Anthracyclines have led to an increased risk of cardiac morbidity and mortality. Late cardiac complications in cancer survivors may develop from subclinical myocardial damage. Tissue Doppler imaging (TDI) also has potential as a clinically useful technique for the assessment of myocardial function. Biochemical markers may be used to detect cardiac damage growth-differentiation factor-15 (GDF-15) and are emerging as a biomarker of cardiac dysfunction.
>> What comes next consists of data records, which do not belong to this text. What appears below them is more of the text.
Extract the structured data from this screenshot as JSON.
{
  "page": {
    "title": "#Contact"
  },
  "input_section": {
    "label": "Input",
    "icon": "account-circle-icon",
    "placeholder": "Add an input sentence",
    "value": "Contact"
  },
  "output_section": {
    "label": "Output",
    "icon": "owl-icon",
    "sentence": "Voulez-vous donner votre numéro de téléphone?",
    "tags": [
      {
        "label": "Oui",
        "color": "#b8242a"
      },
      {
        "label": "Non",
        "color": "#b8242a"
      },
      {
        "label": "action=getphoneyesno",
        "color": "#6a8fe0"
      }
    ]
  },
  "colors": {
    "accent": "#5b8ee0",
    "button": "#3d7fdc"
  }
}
The aim of this study is to assess the value of the plasma levels of GDF-15 and TDI in detecting late myocardial dysfunction in childhood cancer survivors (CCS) who were treated with anthracyclines.
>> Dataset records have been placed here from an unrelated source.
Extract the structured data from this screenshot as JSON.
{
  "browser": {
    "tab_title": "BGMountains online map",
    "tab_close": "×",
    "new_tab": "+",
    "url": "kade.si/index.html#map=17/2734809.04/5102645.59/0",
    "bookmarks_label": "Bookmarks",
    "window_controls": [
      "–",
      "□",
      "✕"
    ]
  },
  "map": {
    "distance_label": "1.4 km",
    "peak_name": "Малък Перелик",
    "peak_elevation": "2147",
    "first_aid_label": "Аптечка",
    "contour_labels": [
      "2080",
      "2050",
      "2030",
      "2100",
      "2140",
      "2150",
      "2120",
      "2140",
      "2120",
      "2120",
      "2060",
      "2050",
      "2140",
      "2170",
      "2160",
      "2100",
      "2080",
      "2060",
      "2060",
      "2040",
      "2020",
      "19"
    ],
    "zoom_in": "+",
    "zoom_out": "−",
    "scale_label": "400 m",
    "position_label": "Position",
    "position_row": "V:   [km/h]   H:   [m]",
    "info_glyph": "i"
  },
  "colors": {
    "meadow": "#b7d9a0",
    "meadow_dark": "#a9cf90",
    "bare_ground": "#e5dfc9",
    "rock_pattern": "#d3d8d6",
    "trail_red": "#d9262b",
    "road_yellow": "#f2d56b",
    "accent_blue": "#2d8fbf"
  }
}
Thirty-eight CCS who had completed chemotherapy treatment with anthracyclines were included in this study. Control group consisted of 32 age- and gender-matched healthy volunteers. All children underwent a detailed echocardiography, which contained an M-mode, pulse Doppler and tissue Doppler imaging. However, GDF-15 and cardiac troponin-I (cTnI) were measured.
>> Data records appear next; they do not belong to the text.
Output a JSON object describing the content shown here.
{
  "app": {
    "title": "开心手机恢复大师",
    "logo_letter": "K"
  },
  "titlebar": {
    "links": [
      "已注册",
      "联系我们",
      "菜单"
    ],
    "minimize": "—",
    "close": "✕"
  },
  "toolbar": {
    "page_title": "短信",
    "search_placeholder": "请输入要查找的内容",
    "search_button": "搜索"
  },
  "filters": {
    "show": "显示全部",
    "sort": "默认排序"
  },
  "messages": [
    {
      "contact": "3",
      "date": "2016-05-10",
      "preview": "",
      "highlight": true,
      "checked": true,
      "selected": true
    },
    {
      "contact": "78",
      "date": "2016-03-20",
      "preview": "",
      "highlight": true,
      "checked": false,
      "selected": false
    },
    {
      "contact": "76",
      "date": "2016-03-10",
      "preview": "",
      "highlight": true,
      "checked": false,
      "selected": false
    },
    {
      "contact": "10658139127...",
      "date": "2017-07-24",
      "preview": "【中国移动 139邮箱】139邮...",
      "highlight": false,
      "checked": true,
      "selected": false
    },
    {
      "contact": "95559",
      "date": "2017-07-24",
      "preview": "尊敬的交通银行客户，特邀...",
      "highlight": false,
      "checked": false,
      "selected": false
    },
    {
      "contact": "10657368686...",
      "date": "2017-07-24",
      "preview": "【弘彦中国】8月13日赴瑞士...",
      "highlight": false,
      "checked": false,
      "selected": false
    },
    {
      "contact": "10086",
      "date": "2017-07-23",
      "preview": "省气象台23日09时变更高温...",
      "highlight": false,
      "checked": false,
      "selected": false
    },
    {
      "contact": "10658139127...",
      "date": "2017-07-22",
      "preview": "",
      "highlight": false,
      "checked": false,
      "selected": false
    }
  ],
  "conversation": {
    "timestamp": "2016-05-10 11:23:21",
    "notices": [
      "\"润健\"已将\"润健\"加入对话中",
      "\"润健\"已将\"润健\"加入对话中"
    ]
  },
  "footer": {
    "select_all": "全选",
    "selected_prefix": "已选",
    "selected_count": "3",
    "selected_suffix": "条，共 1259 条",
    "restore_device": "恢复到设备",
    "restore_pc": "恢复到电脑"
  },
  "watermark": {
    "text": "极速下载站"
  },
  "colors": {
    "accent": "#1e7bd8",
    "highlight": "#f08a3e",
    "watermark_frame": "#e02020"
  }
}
Although, systolic function of the left ventricular was similar in all groups, there were significant differences between parameters of diastolic function of the heart. The mitral valve E wave, E/A ratio, left ventricular E'm wave, and E'm/A'm ratio were different in the patients than in the controls (p = 0.049, p = 0.037, p < 0.0001, p = 0.001, respectively). The tricuspid valve E/A ratio, right ventricular E't wave, and E't/A't ratio in the patients were also different from those of the controls (p = 0.031, p < 0.0001, p < 0.0001, respectively). Mean plasma GDF-15 was significantly higher in patients than healthy controls (p = 0.027). There were no significant differences in cTnI between both groups.
Growth-differentiation factor-15 level may be used as a biomarker of anthracycline-induced cardiovascular disease severity in the CCS.
蒽环类药物会增加心脏发病率和死亡率。癌症幸存者的迟发性心脏并发症可能源于亚临床心肌损伤。组织多普勒成像(TDI)也可能成为评估心肌功能的临床有用技术。生化标志物可用于检测心肌损伤,生长分化因子 15(GDF-15)是一种新兴的心脏功能障碍生物标志物。本研究旨在评估蒽环类药物治疗后发生心脏肿瘤的儿童幸存者(CCS)中 GDF-15 血浆水平和 TDI 检测晚期心肌功能障碍的价值。
本研究纳入了 38 名接受蒽环类药物化疗的 CCS。对照组由 32 名年龄和性别匹配的健康志愿者组成。所有儿童均接受详细的超声心动图检查,包括 M 型、脉冲多普勒和组织多普勒成像。然而,GDF-15 和心脏肌钙蛋白 I(cTnI)也进行了测量。
尽管左心室收缩功能在所有组中相似,但心脏舒张功能参数存在显著差异。患者组的二尖瓣 E 波、E/A 比值、左心室 E'm 波和 E'm/A'm 比值与对照组不同(p=0.049,p=0.037,p<0.0001,p=0.001)。患者组的三尖瓣 E/A 比值、右心室 E't 波和 E't/A't 比值也与对照组不同(p=0.031,p<0.0001,p<0.0001)。患者组的平均 GDF-15 血浆水平明显高于健康对照组(p=0.027)。两组间 cTnI 无显著差异。
GDF-15 水平可作为 CCS 蒽环类药物诱导心血管疾病严重程度的生物标志物。